# Where have all the caterers gone?



## marmalady (Apr 19, 2001)

So, are guys all really busy, or so dead you're depressed? I've not got a thing on my own, and calls to local caterers I've worked for per diem are all saying they're dying this summer. 

How about everyone else?


----------



## tigerwoman (Jul 18, 2002)

Welcome to the catering business post 9-11. THings are definitely slow here in NYC - and all the business I have been getting lately is through pushing personal contacts.

But knock wood or my head (oh yeah almost the same thing) we've been steady this month. I have also been using stuff like internet bids to try to drum up new biz - but it is often depressing because the pricing is so low and you are bidding in the blind and still don't always get the job.

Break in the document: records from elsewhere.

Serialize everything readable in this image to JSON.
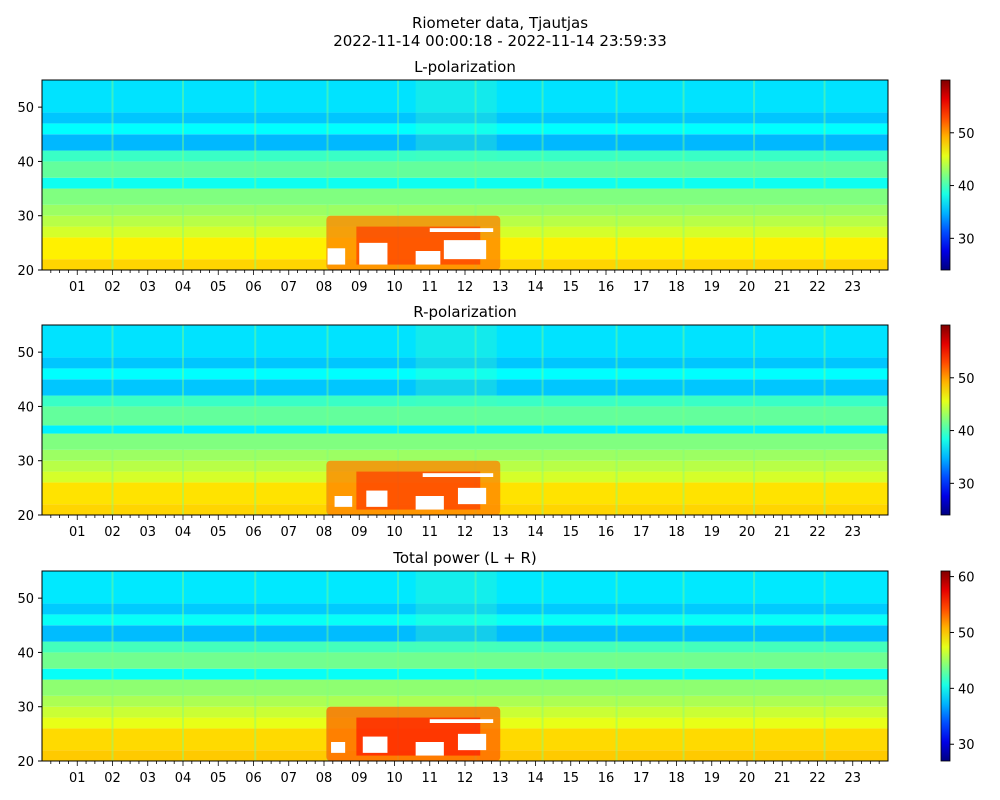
{
  "figure": {
    "title_line1": "Riometer data, Tjautjas",
    "title_line2": "2022-11-14 00:00:18 - 2022-11-14 23:59:33"
  },
  "chart_data": [
    {
      "type": "heatmap",
      "title": "L-polarization",
      "xlabel": "",
      "ylabel": "",
      "x_range_hours": [
        0,
        24
      ],
      "x_tick_labels": [
        "01",
        "02",
        "03",
        "04",
        "05",
        "06",
        "07",
        "08",
        "09",
        "10",
        "11",
        "12",
        "13",
        "14",
        "15",
        "16",
        "17",
        "18",
        "19",
        "20",
        "21",
        "22",
        "23"
      ],
      "ylim": [
        20,
        55
      ],
      "y_ticks": [
        20,
        30,
        40,
        50
      ],
      "colorbar": {
        "colormap": "jet",
        "range": [
          24,
          60
        ],
        "ticks": [
          30,
          40,
          50
        ]
      },
      "bands": [
        {
          "y": [
            20,
            22
          ],
          "value": 48
        },
        {
          "y": [
            22,
            26
          ],
          "value": 47
        },
        {
          "y": [
            26,
            28
          ],
          "value": 45
        },
        {
          "y": [
            28,
            30
          ],
          "value": 44
        },
        {
          "y": [
            30,
            32
          ],
          "value": 43
        },
        {
          "y": [
            32,
            35
          ],
          "value": 42
        },
        {
          "y": [
            35,
            37
          ],
          "value": 38
        },
        {
          "y": [
            37,
            40
          ],
          "value": 41
        },
        {
          "y": [
            40,
            42
          ],
          "value": 39.5
        },
        {
          "y": [
            42,
            45
          ],
          "value": 35
        },
        {
          "y": [
            45,
            47
          ],
          "value": 37.5
        },
        {
          "y": [
            47,
            49
          ],
          "value": 35.5
        },
        {
          "y": [
            49,
            55
          ],
          "value": 36.5
        }
      ],
      "enhancement": {
        "hours": [
          7.5,
          13
        ],
        "y": [
          20,
          30
        ],
        "value": 51
      },
      "saturated_patches": [
        {
          "hours": [
            8.1,
            8.6
          ],
          "y": [
            21,
            24
          ]
        },
        {
          "hours": [
            9.0,
            9.8
          ],
          "y": [
            21,
            25
          ]
        },
        {
          "hours": [
            10.6,
            11.3
          ],
          "y": [
            21,
            23.5
          ]
        },
        {
          "hours": [
            11.4,
            12.6
          ],
          "y": [
            22,
            25.5
          ]
        },
        {
          "hours": [
            11.0,
            12.8
          ],
          "y": [
            27,
            27.7
          ]
        }
      ],
      "vertical_streaks_hours": [
        2.0,
        4.0,
        6.05,
        8.1,
        10.1,
        12.3,
        14.2,
        16.3,
        18.2,
        20.2,
        22.2
      ]
    },
    {
      "type": "heatmap",
      "title": "R-polarization",
      "xlabel": "",
      "ylabel": "",
      "x_range_hours": [
        0,
        24
      ],
      "x_tick_labels": [
        "01",
        "02",
        "03",
        "04",
        "05",
        "06",
        "07",
        "08",
        "09",
        "10",
        "11",
        "12",
        "13",
        "14",
        "15",
        "16",
        "17",
        "18",
        "19",
        "20",
        "21",
        "22",
        "23"
      ],
      "ylim": [
        20,
        55
      ],
      "y_ticks": [
        20,
        30,
        40,
        50
      ],
      "colorbar": {
        "colormap": "jet",
        "range": [
          24,
          60
        ],
        "ticks": [
          30,
          40,
          50
        ]
      },
      "bands": [
        {
          "y": [
            20,
            22
          ],
          "value": 48
        },
        {
          "y": [
            22,
            26
          ],
          "value": 47.5
        },
        {
          "y": [
            26,
            28
          ],
          "value": 45
        },
        {
          "y": [
            28,
            30
          ],
          "value": 44
        },
        {
          "y": [
            30,
            32
          ],
          "value": 43
        },
        {
          "y": [
            32,
            35
          ],
          "value": 42
        },
        {
          "y": [
            35,
            36.5
          ],
          "value": 37
        },
        {
          "y": [
            36.5,
            40
          ],
          "value": 41
        },
        {
          "y": [
            40,
            42
          ],
          "value": 39.5
        },
        {
          "y": [
            42,
            45
          ],
          "value": 35.5
        },
        {
          "y": [
            45,
            47
          ],
          "value": 37.5
        },
        {
          "y": [
            47,
            49
          ],
          "value": 35.5
        },
        {
          "y": [
            49,
            55
          ],
          "value": 36.5
        }
      ],
      "enhancement": {
        "hours": [
          7.5,
          13
        ],
        "y": [
          20,
          30
        ],
        "value": 51
      },
      "saturated_patches": [
        {
          "hours": [
            8.3,
            8.8
          ],
          "y": [
            21.5,
            23.5
          ]
        },
        {
          "hours": [
            9.2,
            9.8
          ],
          "y": [
            21.5,
            24.5
          ]
        },
        {
          "hours": [
            10.6,
            11.4
          ],
          "y": [
            21,
            23.5
          ]
        },
        {
          "hours": [
            11.8,
            12.6
          ],
          "y": [
            22,
            25
          ]
        },
        {
          "hours": [
            10.8,
            12.8
          ],
          "y": [
            27,
            27.7
          ]
        }
      ],
      "vertical_streaks_hours": [
        2.0,
        4.0,
        6.05,
        8.1,
        10.1,
        12.3,
        14.2,
        16.3,
        18.2,
        20.2,
        22.2
      ]
    },
    {
      "type": "heatmap",
      "title": "Total power (L + R)",
      "xlabel": "",
      "ylabel": "",
      "x_range_hours": [
        0,
        24
      ],
      "x_tick_labels": [
        "01",
        "02",
        "03",
        "04",
        "05",
        "06",
        "07",
        "08",
        "09",
        "10",
        "11",
        "12",
        "13",
        "14",
        "15",
        "16",
        "17",
        "18",
        "19",
        "20",
        "21",
        "22",
        "23"
      ],
      "ylim": [
        20,
        55
      ],
      "y_ticks": [
        20,
        30,
        40,
        50
      ],
      "colorbar": {
        "colormap": "jet",
        "range": [
          27,
          61
        ],
        "ticks": [
          30,
          40,
          50,
          60
        ]
      },
      "bands": [
        {
          "y": [
            20,
            22
          ],
          "value": 50
        },
        {
          "y": [
            22,
            26
          ],
          "value": 49.5
        },
        {
          "y": [
            26,
            28
          ],
          "value": 47.5
        },
        {
          "y": [
            28,
            30
          ],
          "value": 46.5
        },
        {
          "y": [
            30,
            32
          ],
          "value": 45.5
        },
        {
          "y": [
            32,
            35
          ],
          "value": 44.5
        },
        {
          "y": [
            35,
            37
          ],
          "value": 40
        },
        {
          "y": [
            37,
            40
          ],
          "value": 43.5
        },
        {
          "y": [
            40,
            42
          ],
          "value": 42
        },
        {
          "y": [
            42,
            45
          ],
          "value": 37.5
        },
        {
          "y": [
            45,
            47
          ],
          "value": 40
        },
        {
          "y": [
            47,
            49
          ],
          "value": 38
        },
        {
          "y": [
            49,
            55
          ],
          "value": 39
        }
      ],
      "enhancement": {
        "hours": [
          7.5,
          13
        ],
        "y": [
          20,
          30
        ],
        "value": 53.5
      },
      "saturated_patches": [
        {
          "hours": [
            8.2,
            8.6
          ],
          "y": [
            21.5,
            23.5
          ]
        },
        {
          "hours": [
            9.1,
            9.8
          ],
          "y": [
            21.5,
            24.5
          ]
        },
        {
          "hours": [
            10.6,
            11.4
          ],
          "y": [
            21,
            23.5
          ]
        },
        {
          "hours": [
            11.8,
            12.6
          ],
          "y": [
            22,
            25
          ]
        },
        {
          "hours": [
            11.0,
            12.8
          ],
          "y": [
            27,
            27.7
          ]
        }
      ],
      "vertical_streaks_hours": [
        2.0,
        4.0,
        6.05,
        8.1,
        10.1,
        12.3,
        14.2,
        16.3,
        18.2,
        20.2,
        22.2
      ]
    }
  ]
}
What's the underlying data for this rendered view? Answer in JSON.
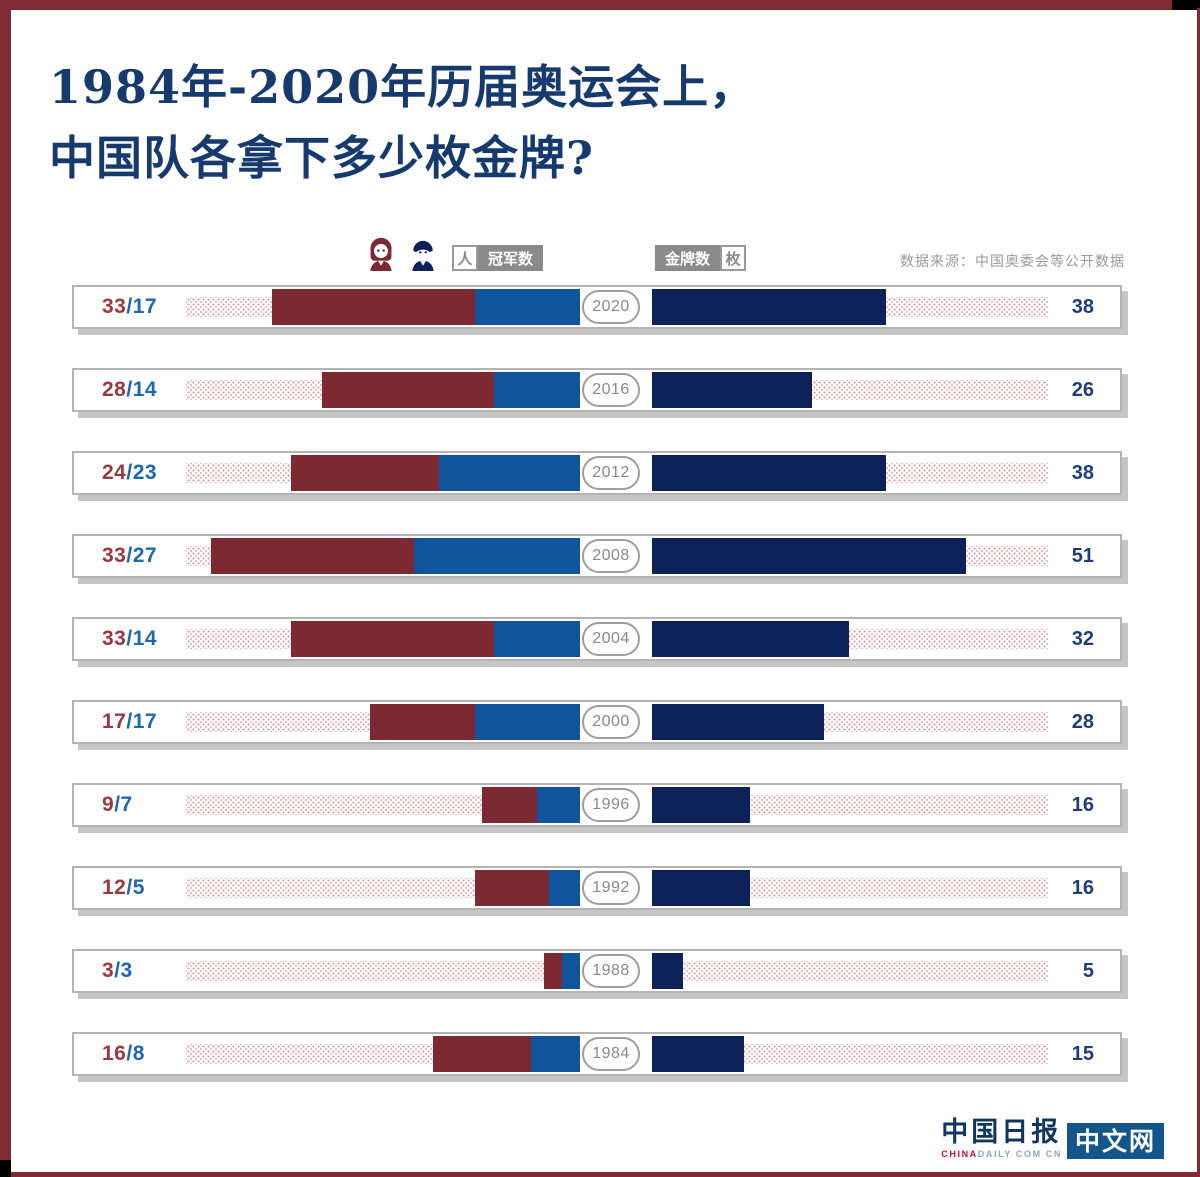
{
  "title": {
    "line1": "1984年-2020年历届奥运会上，",
    "line2": "中国队各拿下多少枚金牌?"
  },
  "legend": {
    "champion_unit": "人",
    "champion_label": "冠军数",
    "gold_label": "金牌数",
    "gold_unit": "枚",
    "source": "数据来源：中国奥委会等公开数据"
  },
  "colors": {
    "frame": "#7f2a35",
    "bar_female": "#7d2932",
    "bar_male": "#0f549c",
    "bar_gold": "#0c2157",
    "label_female": "#9c3740",
    "label_male": "#2068ad",
    "gold_value_text": "#1e3d78",
    "title_text": "#173a6d",
    "track_dots": "#dd98a0"
  },
  "chart_data": {
    "type": "bar",
    "orientation": "horizontal",
    "title": "1984年-2020年历届奥运会上，中国队各拿下多少枚金牌?",
    "separator": "/",
    "categories": [
      "2020",
      "2016",
      "2012",
      "2008",
      "2004",
      "2000",
      "1996",
      "1992",
      "1988",
      "1984"
    ],
    "series": [
      {
        "name": "女性冠军数（人）",
        "color": "#7d2932",
        "values": [
          33,
          28,
          24,
          33,
          33,
          17,
          9,
          12,
          3,
          16
        ]
      },
      {
        "name": "男性冠军数（人）",
        "color": "#0f549c",
        "values": [
          17,
          14,
          23,
          27,
          14,
          17,
          7,
          5,
          3,
          8
        ]
      },
      {
        "name": "金牌数（枚）",
        "color": "#0c2157",
        "values": [
          38,
          26,
          38,
          51,
          32,
          28,
          16,
          16,
          5,
          15
        ]
      }
    ],
    "rows": [
      {
        "year": "2020",
        "female_champions": 33,
        "male_champions": 17,
        "gold": 38
      },
      {
        "year": "2016",
        "female_champions": 28,
        "male_champions": 14,
        "gold": 26
      },
      {
        "year": "2012",
        "female_champions": 24,
        "male_champions": 23,
        "gold": 38
      },
      {
        "year": "2008",
        "female_champions": 33,
        "male_champions": 27,
        "gold": 51
      },
      {
        "year": "2004",
        "female_champions": 33,
        "male_champions": 14,
        "gold": 32
      },
      {
        "year": "2000",
        "female_champions": 17,
        "male_champions": 17,
        "gold": 28
      },
      {
        "year": "1996",
        "female_champions": 9,
        "male_champions": 7,
        "gold": 16
      },
      {
        "year": "1992",
        "female_champions": 12,
        "male_champions": 5,
        "gold": 16
      },
      {
        "year": "1988",
        "female_champions": 3,
        "male_champions": 3,
        "gold": 5
      },
      {
        "year": "1984",
        "female_champions": 16,
        "male_champions": 8,
        "gold": 15
      }
    ]
  },
  "logo": {
    "cn": "中国日报",
    "en_prefix": "CHINA",
    "en_suffix": "DAILY COM CN",
    "site": "中文网"
  }
}
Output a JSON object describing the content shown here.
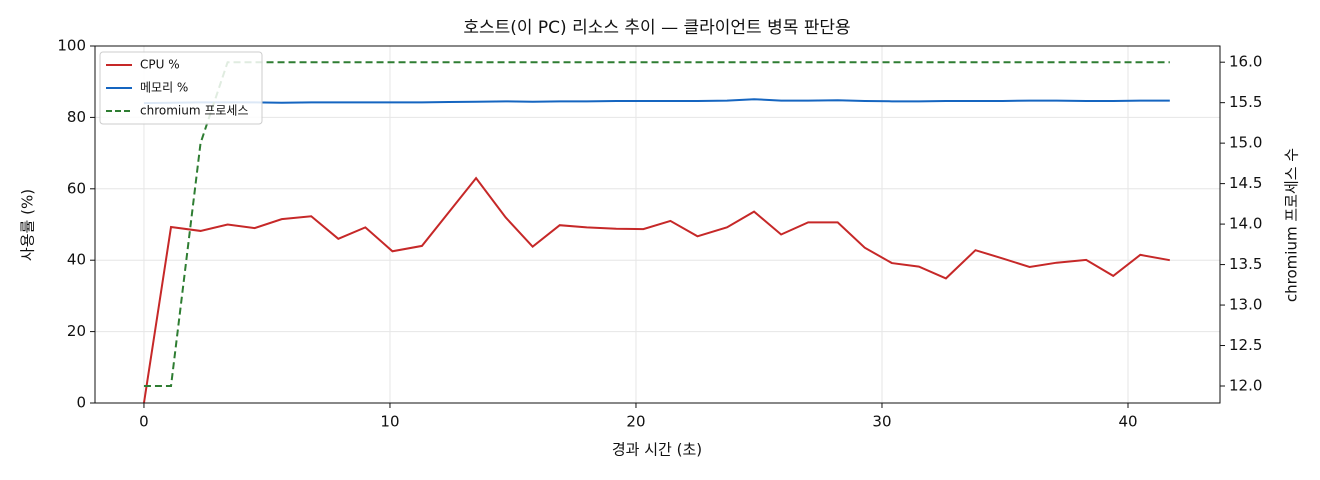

We did a great party last month for a very high end (regular) client but unfortunately it was their going away party - they moved back to the UK. Still we had a blast and hopefully will get some future biz from others - though in New York there are so many good caterers the competition is very crazy.

All you need is a few good clients....


----------



## shawtycat (Feb 6, 2002)

I thought Marm was asking if everything was as slow nationwide (and maybe internationally) as it is around here.


----------



## shroomgirl (Aug 11, 2000)

I've not done any good parties for a while.....large BBQ for the humane society, some additional private clients, I did fill in and did a demo for Whole Foods today, served 100 wild salmon and tropical salsa, and a herb caper sauce....a few picked up my card. 
Consulting clients can't seem to get it together. Classes are doing great. So during a recession kids still go to cooking camp, people still take lessons, picnics happen but fancy dinners just aren't in the forefront.


----------



## marmalady (Apr 19, 2001)

Shawty, you're right! I was trying to get an idea of whether things were as slow in other parts of the country as they are here. 

More 'drop off dinners', less 'high end dinners', and two bids I had in for the university went to the university catering service, because of the costs.


----------